Case 3: Longer updated file rewritten after another file was written - As in case 2, the first part of the file will be written into its allocated space and the rest into newly allocated space. The difference is that another file has been allocated space following the first file. Now the new allocations for the extra part of the first file can not be contiguous and the file will become fragmented.
Case 4: Interference - There are many tasks active concurrently and some of them write files. One of these tasks may sneak in and write a file that needs a space allocation while you are writing your file. That will force a fragmentation, possibly of both files. An example of this is that when writing a very large file, the allocation list in the directory may become full and a secondary list must be created. In this case, your space allocation request creates its own request. When this happens, fragmentation always occurs.
Space Allocation One scheme maintains a list of free space areas ordered by increasing size. Allocation is made from the smallest area large enough to satisfy the request. As files are deleted, their space is added to the free space list. The freed space is immediately available for reuse and the deleted files may be overwritten. Another scheme always allocates from the original free space pool. As files are deleted, they are marked as deleted, but their space remains allocated. Deleted files may be recoverable. Free space from deleted files is recovered by a cleanup utility. When the free space pool is depleted, either the system stops or initiates a garbage collection routine to recover free space.

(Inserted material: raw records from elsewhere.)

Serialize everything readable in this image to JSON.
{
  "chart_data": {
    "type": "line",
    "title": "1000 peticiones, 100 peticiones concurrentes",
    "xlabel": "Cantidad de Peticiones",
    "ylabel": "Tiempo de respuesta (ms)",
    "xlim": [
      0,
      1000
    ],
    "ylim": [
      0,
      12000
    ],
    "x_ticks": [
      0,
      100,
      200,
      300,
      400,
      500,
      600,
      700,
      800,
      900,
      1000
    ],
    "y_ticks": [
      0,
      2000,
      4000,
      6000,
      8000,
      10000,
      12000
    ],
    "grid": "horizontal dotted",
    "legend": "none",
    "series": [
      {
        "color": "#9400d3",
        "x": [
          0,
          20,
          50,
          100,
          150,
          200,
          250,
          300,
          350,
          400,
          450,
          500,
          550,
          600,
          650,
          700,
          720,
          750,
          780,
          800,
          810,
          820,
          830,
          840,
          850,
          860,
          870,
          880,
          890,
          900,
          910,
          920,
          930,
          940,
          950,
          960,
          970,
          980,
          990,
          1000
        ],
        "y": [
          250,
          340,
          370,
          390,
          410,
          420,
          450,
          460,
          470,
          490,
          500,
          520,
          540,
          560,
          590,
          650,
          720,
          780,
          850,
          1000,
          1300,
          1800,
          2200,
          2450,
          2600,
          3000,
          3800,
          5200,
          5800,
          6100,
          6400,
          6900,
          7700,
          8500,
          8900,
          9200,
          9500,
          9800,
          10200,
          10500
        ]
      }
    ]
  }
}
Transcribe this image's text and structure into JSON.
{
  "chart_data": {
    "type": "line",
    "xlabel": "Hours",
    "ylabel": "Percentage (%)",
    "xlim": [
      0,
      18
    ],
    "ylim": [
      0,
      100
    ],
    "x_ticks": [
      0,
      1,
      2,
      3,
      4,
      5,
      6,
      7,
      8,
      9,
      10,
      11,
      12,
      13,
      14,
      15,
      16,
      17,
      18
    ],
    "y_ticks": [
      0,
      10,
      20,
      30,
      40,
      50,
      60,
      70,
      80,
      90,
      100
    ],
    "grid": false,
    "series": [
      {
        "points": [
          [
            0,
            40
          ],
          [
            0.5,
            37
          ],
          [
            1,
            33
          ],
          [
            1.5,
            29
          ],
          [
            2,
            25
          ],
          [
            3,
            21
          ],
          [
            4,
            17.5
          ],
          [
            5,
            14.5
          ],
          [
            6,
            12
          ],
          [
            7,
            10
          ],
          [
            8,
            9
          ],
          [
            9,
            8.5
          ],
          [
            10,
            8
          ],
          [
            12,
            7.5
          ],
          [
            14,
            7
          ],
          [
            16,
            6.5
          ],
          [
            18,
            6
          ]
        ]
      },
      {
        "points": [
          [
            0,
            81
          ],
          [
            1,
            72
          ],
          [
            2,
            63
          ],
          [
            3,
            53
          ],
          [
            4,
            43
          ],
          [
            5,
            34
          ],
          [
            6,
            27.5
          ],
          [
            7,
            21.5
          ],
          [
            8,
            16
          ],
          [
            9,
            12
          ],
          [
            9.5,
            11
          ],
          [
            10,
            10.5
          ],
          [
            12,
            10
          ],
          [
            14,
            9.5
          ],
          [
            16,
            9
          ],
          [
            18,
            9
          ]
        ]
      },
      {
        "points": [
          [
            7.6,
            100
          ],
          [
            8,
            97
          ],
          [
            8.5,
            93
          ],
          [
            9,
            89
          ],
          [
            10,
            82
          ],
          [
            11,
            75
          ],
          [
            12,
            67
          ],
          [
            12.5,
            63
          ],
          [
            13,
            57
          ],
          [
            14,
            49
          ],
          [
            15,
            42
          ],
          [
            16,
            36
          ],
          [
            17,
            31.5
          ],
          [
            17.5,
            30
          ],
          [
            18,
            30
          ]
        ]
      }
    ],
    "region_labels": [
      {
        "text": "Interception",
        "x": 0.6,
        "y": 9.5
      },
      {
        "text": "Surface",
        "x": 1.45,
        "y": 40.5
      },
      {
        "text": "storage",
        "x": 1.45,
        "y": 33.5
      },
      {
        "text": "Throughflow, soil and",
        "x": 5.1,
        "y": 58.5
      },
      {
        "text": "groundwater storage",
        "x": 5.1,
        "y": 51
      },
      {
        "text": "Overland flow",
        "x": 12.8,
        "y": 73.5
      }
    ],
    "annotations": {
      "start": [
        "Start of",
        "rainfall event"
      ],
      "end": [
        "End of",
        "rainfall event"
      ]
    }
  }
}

Fragmentation Effects He effects of file fragmentation are to increase the time needed to read or write a file. If the next allocation is in the same cylinder, then the delay is the rotational time to reach the sector. If the next allocation is in another cylinder, then the time to move the head assembly to that cylinder must be added to the rotational delay time. Moving the head assembly is the most time consuming operation, taking several milliseconds, depending on how many cylinders are passed. Rotational delay is tens of microseconds to a few milliseconds, depending on rotational speed and how far away the needed sector is. Clearly, if file fragments are scattered about the drive, the time to read or write increases rapidly.
Defragmenting Defragmenting is the process that rearranges the file fragments on the disk such that they are contiguous. This does not imply that files are positioned relative to each other or that there are no gaps between files. Defragmenting a file system is a disk intensive and time consuming operation, and great efforts are made to reduce the time taken. Some programs will treat empty space as a file and defragment it after defragmenting the other files, thus coalescing the free space into one large pool. Other programs will leave some empty space between the defragmented files rather than take the time to move them. Some defraggers run silently in the background. Others are standalone and provide lots of statistics.
Summary Most activities write files. Most files will become fragmented at some time. The effects of fragmentation depend on the size of the files, how often they are updated, and the capacity and performance of the drive. The number of fragmented files does not affect the time to read or rewrite unfragmented files. The presence of fragmentation increases the probability of more fragmentation. Fragmentation delays only affect disk operations. They have no effect on other activities.